# Fur Elise query



## TikkiRo (Jan 9, 2007)

Newbie here . I'm (crazily!) relearning piano after a gap of 20+ years and coming from a background of carpal tunnel for the past year, and other major rheumatic conditions the past 12, so going to be some stiff New Year challenge I've set myself, BUT I'm pretty determined to regain some of my previous fairly decent skills. My goal is to learn at least one new major classical piece before the end of the year, although given I can't remember one note of music to read at the minute, it's going to be a fairly tough one too!

Fur Elise was one of the first pieces I learnt by heart way back then and on playing it on the PC from a download, I'm only now realising that what I learnt to play appears to only be part of the full song, as I do remember the end parts I'm listening to, BUT for the life of me I can't find music for them. Everywhere I go, the download for Fur Elise only gives this first bit. Now whether the end parts of the one I've downloaded are specific to its author I'm unsure, but even there I can't find any joy. The downloaded version is called "Blues for Elise" possibly written by Wolf Hoffman?

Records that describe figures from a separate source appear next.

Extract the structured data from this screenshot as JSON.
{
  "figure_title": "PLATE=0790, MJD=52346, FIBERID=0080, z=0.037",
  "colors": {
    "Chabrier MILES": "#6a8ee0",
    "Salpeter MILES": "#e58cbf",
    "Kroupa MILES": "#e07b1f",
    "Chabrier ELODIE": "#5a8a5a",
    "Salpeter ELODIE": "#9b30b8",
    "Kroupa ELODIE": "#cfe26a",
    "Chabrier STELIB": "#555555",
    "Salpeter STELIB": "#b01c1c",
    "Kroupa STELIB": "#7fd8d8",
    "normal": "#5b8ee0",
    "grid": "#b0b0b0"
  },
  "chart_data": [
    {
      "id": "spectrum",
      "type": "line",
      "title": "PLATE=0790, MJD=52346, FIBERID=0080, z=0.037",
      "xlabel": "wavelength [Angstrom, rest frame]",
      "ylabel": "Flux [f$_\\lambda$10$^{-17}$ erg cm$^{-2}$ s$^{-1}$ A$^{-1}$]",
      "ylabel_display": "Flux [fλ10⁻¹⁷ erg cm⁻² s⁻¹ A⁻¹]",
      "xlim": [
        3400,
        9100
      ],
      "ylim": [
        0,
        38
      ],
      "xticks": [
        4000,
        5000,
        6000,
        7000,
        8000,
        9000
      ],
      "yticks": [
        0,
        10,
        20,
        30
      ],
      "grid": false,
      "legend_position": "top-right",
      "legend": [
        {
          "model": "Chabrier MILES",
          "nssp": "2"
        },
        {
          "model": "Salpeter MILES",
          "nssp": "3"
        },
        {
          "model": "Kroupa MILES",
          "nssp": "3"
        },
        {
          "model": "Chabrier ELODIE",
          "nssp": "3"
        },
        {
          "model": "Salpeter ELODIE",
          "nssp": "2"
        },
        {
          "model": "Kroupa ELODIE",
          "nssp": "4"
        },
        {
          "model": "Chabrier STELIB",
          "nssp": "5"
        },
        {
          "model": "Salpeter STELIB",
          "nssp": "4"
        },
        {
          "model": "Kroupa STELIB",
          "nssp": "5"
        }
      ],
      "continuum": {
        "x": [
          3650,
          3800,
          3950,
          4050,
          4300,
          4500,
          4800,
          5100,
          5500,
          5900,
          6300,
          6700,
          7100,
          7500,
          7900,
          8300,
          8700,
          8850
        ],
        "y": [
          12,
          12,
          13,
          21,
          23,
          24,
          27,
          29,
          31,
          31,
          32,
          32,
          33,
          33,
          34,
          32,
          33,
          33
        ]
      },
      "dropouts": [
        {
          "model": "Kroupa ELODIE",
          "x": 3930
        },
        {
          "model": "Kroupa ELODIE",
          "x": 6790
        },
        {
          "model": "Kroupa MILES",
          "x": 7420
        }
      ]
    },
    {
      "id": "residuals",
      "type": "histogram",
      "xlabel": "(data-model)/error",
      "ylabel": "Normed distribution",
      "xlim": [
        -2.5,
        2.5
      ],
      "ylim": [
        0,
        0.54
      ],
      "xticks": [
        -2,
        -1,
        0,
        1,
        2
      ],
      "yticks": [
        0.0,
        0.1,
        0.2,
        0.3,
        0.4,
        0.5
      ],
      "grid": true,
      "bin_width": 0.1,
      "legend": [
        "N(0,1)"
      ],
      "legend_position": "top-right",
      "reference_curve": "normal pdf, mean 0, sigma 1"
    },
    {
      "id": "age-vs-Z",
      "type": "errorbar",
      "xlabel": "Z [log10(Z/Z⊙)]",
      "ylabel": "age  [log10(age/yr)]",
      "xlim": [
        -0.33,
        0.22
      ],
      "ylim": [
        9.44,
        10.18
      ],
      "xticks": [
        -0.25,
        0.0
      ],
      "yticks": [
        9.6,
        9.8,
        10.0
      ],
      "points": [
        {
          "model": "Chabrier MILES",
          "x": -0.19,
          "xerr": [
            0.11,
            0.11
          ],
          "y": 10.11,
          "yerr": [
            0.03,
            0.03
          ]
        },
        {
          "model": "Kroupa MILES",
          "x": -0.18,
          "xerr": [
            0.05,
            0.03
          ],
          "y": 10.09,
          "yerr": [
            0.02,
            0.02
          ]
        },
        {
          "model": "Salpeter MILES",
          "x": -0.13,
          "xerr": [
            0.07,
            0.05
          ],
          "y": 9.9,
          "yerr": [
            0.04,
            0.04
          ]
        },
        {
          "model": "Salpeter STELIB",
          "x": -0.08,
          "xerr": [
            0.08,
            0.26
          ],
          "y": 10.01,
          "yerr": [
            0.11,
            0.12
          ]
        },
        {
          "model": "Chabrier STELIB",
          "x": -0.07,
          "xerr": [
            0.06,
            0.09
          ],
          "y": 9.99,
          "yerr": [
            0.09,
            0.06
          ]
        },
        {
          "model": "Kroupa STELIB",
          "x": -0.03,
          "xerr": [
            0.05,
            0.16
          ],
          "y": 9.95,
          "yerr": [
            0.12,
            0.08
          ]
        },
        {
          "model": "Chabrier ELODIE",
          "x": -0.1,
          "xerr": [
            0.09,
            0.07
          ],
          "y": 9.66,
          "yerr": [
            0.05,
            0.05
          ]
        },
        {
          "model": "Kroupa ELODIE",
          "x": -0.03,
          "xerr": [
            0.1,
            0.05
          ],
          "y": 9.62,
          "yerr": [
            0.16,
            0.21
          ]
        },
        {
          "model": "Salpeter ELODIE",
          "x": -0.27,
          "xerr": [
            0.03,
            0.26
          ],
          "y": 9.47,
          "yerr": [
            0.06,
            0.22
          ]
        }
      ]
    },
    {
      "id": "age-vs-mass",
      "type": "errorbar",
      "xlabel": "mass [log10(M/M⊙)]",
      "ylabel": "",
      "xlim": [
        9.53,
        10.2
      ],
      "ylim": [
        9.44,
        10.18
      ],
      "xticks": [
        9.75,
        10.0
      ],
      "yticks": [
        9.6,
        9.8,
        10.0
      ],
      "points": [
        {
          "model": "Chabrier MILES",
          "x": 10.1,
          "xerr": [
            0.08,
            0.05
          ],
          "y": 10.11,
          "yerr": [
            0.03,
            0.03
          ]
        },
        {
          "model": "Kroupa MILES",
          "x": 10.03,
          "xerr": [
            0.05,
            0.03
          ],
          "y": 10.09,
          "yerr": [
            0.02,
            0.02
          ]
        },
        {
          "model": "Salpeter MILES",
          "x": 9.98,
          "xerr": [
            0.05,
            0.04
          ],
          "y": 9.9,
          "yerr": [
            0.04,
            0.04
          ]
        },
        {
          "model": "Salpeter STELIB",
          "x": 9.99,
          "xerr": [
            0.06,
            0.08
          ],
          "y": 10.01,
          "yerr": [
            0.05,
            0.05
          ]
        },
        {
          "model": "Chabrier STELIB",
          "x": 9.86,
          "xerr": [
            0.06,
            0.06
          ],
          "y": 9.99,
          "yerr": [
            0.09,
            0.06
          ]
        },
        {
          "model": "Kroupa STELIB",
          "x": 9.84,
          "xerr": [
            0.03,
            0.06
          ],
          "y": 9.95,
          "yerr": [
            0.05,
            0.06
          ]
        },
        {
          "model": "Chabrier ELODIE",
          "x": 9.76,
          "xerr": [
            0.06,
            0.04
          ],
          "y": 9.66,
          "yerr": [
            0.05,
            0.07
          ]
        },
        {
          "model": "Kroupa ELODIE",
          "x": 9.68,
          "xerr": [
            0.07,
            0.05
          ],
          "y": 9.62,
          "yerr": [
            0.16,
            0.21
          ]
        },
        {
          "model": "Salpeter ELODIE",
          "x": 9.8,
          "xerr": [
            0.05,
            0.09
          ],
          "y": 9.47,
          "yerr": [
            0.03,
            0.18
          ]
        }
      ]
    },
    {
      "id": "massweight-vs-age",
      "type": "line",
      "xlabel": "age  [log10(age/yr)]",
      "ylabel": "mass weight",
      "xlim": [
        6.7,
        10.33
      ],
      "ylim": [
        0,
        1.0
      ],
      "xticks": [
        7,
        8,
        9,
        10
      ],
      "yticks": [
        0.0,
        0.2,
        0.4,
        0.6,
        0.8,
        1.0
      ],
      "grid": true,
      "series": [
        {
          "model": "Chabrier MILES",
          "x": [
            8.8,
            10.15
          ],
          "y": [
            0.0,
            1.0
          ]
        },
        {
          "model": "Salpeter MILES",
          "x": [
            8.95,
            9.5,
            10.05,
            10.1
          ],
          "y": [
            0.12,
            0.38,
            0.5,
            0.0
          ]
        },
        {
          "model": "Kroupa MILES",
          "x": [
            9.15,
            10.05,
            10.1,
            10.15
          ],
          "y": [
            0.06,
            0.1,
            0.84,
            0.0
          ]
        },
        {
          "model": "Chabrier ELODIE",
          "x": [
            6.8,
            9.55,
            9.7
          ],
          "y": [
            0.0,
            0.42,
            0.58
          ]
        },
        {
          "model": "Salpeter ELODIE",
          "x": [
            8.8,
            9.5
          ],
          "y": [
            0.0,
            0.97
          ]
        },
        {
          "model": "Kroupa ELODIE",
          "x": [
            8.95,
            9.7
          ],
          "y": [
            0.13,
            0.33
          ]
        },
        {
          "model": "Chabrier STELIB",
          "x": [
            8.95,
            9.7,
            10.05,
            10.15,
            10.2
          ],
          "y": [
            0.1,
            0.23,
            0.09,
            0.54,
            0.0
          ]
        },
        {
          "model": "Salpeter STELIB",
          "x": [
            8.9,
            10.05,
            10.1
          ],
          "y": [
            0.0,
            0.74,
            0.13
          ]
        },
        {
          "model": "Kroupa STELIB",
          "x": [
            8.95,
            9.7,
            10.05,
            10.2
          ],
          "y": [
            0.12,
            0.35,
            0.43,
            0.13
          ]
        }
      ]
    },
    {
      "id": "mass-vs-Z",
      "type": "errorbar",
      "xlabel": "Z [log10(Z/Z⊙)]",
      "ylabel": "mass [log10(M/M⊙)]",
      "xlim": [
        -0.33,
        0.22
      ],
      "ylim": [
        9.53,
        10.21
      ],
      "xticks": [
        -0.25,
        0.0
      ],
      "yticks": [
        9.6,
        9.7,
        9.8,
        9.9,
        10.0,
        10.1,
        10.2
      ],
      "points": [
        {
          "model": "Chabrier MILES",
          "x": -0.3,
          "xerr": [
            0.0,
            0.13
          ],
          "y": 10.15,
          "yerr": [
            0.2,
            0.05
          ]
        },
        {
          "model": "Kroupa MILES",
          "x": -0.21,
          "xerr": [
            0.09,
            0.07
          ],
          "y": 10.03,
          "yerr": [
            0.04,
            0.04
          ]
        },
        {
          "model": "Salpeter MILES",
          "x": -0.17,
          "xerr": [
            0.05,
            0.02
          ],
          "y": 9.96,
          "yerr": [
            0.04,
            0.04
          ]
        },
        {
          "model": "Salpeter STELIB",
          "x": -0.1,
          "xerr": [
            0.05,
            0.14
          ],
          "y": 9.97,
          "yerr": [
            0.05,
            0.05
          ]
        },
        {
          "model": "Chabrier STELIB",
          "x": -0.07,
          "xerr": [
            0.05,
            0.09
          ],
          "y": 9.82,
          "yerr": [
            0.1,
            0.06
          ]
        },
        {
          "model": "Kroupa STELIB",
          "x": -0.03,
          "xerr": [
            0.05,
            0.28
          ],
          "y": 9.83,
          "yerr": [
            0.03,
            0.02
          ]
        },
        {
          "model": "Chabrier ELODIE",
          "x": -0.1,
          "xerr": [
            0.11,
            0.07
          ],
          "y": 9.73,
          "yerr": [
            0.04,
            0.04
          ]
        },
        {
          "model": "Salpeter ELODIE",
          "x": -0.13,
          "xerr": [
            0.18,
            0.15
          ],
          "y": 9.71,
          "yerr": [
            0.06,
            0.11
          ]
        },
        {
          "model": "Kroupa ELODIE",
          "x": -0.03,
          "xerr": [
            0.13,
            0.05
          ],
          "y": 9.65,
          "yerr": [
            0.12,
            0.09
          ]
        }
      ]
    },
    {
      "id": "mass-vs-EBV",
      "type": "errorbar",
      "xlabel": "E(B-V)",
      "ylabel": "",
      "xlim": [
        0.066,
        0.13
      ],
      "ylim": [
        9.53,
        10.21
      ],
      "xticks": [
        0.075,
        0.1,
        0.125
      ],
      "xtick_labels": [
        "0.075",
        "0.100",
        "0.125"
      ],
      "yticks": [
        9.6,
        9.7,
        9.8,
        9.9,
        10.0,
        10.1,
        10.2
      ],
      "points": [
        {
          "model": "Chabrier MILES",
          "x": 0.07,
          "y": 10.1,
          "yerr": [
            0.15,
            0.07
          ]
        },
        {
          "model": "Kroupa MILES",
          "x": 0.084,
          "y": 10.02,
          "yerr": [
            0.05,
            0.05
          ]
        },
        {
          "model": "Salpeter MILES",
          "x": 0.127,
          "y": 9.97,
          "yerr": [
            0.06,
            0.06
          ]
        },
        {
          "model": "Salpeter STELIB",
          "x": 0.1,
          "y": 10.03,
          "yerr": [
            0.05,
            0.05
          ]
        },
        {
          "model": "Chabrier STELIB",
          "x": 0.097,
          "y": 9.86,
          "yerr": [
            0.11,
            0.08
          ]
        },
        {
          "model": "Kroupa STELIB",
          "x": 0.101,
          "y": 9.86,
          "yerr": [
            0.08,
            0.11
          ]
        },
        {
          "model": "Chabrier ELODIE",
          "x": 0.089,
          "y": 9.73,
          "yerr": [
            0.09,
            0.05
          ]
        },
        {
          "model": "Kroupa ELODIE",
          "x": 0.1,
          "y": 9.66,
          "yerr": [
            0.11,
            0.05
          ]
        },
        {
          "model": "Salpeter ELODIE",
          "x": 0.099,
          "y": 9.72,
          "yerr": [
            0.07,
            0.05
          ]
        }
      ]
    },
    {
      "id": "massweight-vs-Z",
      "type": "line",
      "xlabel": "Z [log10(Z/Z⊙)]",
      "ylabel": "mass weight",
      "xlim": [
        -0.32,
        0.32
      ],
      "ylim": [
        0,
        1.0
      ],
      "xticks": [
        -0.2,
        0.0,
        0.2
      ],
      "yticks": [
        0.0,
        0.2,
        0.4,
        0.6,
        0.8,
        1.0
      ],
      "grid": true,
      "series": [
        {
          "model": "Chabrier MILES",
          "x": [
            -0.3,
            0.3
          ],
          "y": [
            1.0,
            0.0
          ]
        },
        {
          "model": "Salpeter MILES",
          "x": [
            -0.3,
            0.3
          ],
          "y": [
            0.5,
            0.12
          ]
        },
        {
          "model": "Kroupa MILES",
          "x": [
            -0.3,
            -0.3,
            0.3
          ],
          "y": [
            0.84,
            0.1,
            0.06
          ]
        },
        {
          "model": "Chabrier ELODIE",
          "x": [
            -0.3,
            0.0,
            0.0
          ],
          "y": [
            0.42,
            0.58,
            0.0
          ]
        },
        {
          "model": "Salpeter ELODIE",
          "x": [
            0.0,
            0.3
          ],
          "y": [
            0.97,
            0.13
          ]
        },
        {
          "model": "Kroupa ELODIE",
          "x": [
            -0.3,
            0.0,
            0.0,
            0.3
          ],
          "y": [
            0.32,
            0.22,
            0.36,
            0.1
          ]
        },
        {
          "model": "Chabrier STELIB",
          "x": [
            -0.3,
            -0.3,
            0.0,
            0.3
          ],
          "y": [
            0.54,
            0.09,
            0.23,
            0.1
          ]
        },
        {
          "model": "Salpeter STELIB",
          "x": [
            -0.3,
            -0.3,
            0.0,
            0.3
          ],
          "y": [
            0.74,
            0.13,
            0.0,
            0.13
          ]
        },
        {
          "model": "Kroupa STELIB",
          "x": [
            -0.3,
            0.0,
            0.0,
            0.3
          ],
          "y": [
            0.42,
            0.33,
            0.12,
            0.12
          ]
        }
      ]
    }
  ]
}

If anyone can point me to somewhere I can obtain just that score of music I'd be really grateful. Can't remember where I got the download from to help anyone who wants to hear the last bits - sorry. But hopefully someone out there knows what I'm on about  .


----------



## Hexameron (Oct 7, 2006)

Here. If that doesn't work, go here and click *Download* it.


----------



## TikkiRo (Jan 9, 2007)

Appreciate the info, but still not what I'm after. The extra music at the end of the piece I have is a lot more than the few bars given at the end of that piece you've pointed me to, so doubt the search is still on  . No stress tho - I probably should wait until I can play the main piece first before I worry too much on anything further .

Thanks for trying anyway.


----------



## Hexameron (Oct 7, 2006)

Oh, I see. I misread your post - I thought you were looking for the full score of Fur Elise, but I can see now that that's not the case.


----------



## TikkiRo (Jan 9, 2007)

Found it!!! Quite by chance and just as well, because it's doubtful anyone else would have - this particular composition has sneakily added on Mozarts Sonata in C to the end - no wonder I couldn't find it anywhere else!!! But SO pleased to have solved the puzzle, and now away to start learning to play this beautiful piece that's been rattling round in my brain for weeks!! Thanks for trying anyway.


----------